Today’s post is the next piece of the running pie after discussing why strength training is crucial to a runner’s routine. What is stabilization training, you ask? The glue and ductRunners Training in a Green Field tape to maintain good posture and use energy efficiently while we run.

Why Stabilization Training Is Important for Runners

If you are unstable while running, you ask your muscles, bones, joints, ligaments, etc., to do a lot more work than they are designed to do, and eventually, they are going to be exhausted and quit (i.e., injured and pain). I’ve seen runners who run ultra-marathons but can’t stand on one foot for 30 seconds! Seems strange, right? These folks tend to be chronically injured during their training or don’t see significant improvements in performance because they aren’t as efficient as they could be.
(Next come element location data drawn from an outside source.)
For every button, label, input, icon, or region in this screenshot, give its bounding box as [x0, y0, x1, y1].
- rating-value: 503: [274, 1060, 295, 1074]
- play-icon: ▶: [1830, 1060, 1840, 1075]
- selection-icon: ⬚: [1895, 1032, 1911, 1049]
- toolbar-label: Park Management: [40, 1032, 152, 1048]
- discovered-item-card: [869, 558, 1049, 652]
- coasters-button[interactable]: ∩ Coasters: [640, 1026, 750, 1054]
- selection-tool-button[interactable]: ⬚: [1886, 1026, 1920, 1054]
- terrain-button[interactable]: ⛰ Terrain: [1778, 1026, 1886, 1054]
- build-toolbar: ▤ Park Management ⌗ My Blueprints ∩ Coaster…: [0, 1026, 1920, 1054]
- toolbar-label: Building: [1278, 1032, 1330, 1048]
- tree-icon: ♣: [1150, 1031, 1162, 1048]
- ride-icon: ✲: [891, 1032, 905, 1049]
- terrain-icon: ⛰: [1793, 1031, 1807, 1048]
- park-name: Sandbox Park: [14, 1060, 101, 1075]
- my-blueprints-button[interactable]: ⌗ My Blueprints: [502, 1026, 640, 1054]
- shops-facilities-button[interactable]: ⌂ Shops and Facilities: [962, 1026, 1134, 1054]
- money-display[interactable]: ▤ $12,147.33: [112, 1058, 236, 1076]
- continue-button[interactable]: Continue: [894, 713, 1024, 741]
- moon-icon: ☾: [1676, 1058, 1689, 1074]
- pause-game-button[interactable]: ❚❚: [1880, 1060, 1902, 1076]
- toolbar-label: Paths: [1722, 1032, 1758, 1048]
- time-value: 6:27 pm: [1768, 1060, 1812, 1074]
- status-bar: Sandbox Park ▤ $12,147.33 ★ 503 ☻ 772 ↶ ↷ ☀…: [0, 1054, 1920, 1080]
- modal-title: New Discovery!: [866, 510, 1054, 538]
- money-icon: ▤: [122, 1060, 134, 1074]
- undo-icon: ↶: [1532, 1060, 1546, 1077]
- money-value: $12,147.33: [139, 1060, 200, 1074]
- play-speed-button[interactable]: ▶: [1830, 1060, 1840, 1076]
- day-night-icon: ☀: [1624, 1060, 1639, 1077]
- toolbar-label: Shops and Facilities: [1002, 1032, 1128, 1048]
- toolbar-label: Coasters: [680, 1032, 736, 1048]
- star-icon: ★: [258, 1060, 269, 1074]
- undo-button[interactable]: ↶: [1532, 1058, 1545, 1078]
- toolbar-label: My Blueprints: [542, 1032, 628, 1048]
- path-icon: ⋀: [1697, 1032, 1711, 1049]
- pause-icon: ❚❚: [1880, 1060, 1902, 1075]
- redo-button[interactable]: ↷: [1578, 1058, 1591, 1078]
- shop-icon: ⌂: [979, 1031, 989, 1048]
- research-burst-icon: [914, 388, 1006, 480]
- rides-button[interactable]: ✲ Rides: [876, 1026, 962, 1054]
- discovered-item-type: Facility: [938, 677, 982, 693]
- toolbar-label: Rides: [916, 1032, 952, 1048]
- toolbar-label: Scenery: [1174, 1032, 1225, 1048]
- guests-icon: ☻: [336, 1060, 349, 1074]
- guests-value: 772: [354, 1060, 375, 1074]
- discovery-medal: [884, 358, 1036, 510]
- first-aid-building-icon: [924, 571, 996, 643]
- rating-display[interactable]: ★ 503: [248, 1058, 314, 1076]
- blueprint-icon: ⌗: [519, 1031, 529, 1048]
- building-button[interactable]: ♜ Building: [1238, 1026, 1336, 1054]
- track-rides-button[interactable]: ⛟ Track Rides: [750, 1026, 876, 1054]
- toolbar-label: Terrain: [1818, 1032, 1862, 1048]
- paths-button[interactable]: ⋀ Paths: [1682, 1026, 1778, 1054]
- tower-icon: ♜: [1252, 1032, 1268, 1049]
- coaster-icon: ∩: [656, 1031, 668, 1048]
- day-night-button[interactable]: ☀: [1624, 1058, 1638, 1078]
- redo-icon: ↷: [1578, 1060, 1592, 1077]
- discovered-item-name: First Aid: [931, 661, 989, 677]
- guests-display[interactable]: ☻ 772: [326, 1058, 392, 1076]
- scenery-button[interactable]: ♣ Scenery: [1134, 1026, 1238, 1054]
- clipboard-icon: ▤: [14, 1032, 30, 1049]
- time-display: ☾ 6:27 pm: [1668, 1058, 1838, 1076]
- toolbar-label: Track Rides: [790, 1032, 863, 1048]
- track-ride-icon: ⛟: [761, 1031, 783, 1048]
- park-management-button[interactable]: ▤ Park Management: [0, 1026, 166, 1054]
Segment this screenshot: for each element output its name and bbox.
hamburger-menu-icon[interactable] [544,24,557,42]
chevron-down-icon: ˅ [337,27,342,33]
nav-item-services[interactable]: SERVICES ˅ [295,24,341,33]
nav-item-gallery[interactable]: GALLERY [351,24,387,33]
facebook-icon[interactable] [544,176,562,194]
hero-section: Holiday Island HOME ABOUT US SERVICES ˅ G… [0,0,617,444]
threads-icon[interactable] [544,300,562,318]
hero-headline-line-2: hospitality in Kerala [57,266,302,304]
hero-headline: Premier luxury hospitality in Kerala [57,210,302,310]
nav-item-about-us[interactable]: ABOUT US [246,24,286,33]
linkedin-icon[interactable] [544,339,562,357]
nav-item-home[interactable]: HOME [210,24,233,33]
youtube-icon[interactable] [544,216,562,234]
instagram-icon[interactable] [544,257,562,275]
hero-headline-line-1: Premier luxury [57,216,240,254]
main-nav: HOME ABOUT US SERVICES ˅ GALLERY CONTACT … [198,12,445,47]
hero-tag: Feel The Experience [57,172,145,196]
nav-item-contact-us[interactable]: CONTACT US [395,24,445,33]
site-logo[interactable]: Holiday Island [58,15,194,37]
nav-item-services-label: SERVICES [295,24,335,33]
Stabilization training is basically the ability to control your body movements and use the correct tissues correctly. Balance is a great way to start working on stability; you don’t need any equipment at first. I recommend everyone start with being able to balance on one leg for at least a minute, then progress from there. Examples of how to progress are:

  1. Close your eyes
  2. Stand on a pillow, cushion, BOSU ball, etc. (anything that is a little wobbly yet safe to stand on, of course)
  3. Throw a medicine ball against the wall or to a partner (obviously not with your eyes closed)
  4. Perform upper body exercises while balancing on one foot
  5. Try to rotate side to side while balancing on one foot

This is a partial list of progressions, and often, you can be creative when increasing the difficulty of balance. Plyometric drills are another great way to work on stability, especially because they are dynamic movements, which is what running is: a dynamic activity. Plyometrics are jumping-type movements such as line jumps, box jumps, skips, etc.

When first starting, I always recommend going slowly to learn the movement correctly and then increasing speed once you get good at the movement. I love and HIGHLY RECOMMEND purchasing Jay Dicharry’s book, Anatomy for Runners, not only to learn more variations of stabilization training but also why stability is so crucial to a healthy and long-running career.

Incorporating stability training into your routine 1-2 times a week will improve your movement and efficiency and possibly reduce the occurrence of injury, especially with running. The other nice thing about incorporating stability training into your routine is that it doesn’t take long to see improvements because it’s a neuromuscular re-education exercise (meaning you’re making your body smarter by re-wiring the way you move). Improvements usually are seen within a few weeks or less. Then, it’s a matter of continuing to work on stability and balance so you maintain those improvements and can use them when running.

As I mentioned, with strength training, runners must do more than just run to stay injury-free and improve their performance.  So start with these balance exercises; you’ll never need glue or duct tape again!

“Train your brain to train your body.”

–Jay Dicharry 

Resources:

1. Jay Dicharry-Anatomy of Runners: Unlocking Your Athletic Potential for Health, Speed and Injury Prevention.